Seanad debates

Friday, 30 April 2004

Twenty-seventh Amendment of the Constitution Bill 2004: Second Stage (Resumed).

 

3:00 pm

Photo of Brian HayesBrian Hayes (Fine Gael)

I am as sure as is the Minister that is an absolute right. That is the reason I suggest he should have gone down the route, as others have suggested, of putting the legislation in place and testing it in the courts. That would have been more sensible.

I heard the Minister's interview last week on "Today with Pat Kenny". The Minister said the job of rounding up people in the dead of night and ensuring they are sent out of the country was not nice. I sympathise with him because it is not an easy job to do.
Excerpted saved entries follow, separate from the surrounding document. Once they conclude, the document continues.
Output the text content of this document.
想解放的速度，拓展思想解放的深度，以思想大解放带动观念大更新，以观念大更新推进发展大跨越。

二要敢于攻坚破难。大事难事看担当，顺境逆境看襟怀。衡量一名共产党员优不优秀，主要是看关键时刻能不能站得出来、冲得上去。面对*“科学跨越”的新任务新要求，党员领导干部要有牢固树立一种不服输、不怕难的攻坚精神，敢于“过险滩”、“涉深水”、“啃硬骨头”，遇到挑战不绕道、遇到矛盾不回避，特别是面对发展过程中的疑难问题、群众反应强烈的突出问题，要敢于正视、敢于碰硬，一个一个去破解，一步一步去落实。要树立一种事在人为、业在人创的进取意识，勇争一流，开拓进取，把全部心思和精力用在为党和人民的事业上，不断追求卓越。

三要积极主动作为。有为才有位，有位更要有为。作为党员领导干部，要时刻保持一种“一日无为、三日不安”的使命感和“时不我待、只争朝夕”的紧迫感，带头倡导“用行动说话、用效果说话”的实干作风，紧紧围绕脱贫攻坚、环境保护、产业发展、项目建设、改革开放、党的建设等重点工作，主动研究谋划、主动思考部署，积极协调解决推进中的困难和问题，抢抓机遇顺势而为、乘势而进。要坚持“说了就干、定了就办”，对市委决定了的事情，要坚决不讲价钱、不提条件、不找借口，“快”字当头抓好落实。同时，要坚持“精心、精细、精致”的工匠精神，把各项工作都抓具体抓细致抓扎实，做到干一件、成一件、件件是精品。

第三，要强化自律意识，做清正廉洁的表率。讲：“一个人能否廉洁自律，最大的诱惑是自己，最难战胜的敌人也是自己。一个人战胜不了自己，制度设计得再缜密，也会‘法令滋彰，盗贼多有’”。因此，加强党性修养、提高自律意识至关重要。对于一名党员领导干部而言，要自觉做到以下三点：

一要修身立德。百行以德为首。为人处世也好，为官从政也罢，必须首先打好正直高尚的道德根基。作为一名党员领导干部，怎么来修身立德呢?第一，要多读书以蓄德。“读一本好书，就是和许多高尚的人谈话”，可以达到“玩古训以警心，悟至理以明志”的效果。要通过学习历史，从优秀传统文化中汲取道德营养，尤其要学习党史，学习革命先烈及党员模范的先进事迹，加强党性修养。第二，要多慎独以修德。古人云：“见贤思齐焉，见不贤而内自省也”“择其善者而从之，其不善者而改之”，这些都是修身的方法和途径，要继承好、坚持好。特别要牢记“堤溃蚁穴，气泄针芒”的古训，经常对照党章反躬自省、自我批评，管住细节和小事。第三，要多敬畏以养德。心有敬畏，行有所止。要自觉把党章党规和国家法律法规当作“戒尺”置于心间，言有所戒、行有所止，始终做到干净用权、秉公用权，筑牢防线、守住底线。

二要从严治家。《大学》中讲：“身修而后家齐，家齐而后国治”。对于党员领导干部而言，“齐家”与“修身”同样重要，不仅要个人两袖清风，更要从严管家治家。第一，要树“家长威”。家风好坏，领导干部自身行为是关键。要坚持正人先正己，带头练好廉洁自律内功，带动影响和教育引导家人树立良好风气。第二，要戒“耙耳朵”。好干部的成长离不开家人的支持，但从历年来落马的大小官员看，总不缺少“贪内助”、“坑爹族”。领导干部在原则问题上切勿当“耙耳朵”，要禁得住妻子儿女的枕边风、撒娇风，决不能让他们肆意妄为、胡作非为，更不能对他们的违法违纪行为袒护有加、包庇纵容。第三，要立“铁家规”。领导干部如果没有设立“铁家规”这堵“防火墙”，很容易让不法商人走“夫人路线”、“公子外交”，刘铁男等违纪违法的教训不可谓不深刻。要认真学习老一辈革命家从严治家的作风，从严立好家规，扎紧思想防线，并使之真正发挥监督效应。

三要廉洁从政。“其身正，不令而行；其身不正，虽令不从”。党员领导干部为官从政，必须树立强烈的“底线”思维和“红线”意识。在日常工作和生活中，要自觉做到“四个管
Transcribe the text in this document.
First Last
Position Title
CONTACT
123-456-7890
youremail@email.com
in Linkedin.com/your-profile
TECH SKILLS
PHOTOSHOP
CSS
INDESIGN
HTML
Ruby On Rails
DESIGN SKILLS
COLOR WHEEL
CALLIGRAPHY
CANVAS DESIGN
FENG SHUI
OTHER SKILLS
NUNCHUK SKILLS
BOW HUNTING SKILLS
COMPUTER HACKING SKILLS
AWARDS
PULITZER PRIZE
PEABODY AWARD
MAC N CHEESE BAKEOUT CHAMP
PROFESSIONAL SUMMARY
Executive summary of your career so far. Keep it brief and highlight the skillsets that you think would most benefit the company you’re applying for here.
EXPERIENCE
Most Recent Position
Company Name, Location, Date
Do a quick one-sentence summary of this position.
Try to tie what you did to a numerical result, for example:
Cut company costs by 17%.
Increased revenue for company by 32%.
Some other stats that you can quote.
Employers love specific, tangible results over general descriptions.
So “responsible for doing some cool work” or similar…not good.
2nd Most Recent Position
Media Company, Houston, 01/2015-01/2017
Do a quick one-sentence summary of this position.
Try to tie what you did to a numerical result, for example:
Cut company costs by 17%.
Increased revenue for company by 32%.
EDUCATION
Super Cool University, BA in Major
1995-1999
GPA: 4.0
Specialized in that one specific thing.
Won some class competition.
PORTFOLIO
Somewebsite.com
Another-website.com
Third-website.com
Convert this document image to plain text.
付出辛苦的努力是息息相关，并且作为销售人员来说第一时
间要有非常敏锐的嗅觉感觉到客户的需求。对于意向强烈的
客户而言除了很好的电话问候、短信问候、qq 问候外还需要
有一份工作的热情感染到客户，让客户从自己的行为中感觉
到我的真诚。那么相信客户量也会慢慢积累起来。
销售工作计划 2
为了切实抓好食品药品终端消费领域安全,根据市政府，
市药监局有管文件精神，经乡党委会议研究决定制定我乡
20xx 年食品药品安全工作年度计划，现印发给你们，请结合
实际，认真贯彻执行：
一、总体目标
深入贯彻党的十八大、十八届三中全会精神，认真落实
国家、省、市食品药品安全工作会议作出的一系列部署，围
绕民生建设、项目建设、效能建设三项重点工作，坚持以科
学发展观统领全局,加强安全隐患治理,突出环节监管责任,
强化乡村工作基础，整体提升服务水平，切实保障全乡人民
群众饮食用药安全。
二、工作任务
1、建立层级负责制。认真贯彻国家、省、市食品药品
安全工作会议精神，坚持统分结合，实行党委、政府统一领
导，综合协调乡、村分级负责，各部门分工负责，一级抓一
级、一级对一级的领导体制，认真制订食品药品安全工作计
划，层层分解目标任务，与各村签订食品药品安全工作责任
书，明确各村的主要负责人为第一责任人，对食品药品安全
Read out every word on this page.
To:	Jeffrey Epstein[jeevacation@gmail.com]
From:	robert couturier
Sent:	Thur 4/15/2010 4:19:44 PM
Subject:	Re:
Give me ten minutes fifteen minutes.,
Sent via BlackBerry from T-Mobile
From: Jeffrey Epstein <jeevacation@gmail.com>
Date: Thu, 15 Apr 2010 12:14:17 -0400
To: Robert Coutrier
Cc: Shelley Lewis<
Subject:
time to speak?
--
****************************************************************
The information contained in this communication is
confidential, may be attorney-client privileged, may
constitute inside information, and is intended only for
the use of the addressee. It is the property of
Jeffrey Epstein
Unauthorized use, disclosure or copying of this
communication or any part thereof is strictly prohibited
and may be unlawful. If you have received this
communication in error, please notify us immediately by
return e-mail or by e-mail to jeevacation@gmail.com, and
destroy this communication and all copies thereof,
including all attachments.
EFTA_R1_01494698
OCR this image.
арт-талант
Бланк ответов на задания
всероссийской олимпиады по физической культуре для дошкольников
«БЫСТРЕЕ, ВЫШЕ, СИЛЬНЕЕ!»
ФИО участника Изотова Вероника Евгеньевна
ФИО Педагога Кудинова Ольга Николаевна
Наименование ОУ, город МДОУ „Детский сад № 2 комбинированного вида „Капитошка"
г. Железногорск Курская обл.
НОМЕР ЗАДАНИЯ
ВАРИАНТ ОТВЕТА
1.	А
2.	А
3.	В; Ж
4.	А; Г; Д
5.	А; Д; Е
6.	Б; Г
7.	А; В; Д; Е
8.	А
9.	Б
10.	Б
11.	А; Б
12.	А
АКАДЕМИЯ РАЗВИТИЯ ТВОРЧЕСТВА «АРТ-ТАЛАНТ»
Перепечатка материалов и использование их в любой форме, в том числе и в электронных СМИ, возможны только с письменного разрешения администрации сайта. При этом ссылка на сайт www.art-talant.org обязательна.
Nobody that I know of would take pleasure in such a task. Certainly I would not ascribe to the Minister the notion that he would take pleasure from this type of activity. It is a difficult job but it has to be done. There should be a procedure in place for the people who go through the system and lose out on appeal. It is logical that something has to be done with them.

I appreciate the comments made by the Minister. He said that when he saw the context of the new Article 2 as proposed as a result of the Good Friday Agreement, it stood out from the pages at the time in 1998. At that stage the Minister was not the senior law officer of the land. I find it interesting that within three years he was giving advice to the then Minister for Justice, Equality and Law Reform, Deputy O'Donoghue, in respect of the Irish Nationality and Citizenship Act 2001, which has limits to citizenship rights in terms of persons born on the island of Ireland. The Minister well knows that there are two specific cases. Diplomats whose children happen to be born in this country are not automatically Irish citizens because it sets that out in section 6(2) of the 2001 Act and those children born on vessels coming into this country equally are not guaranteed automatic rights of citizenship.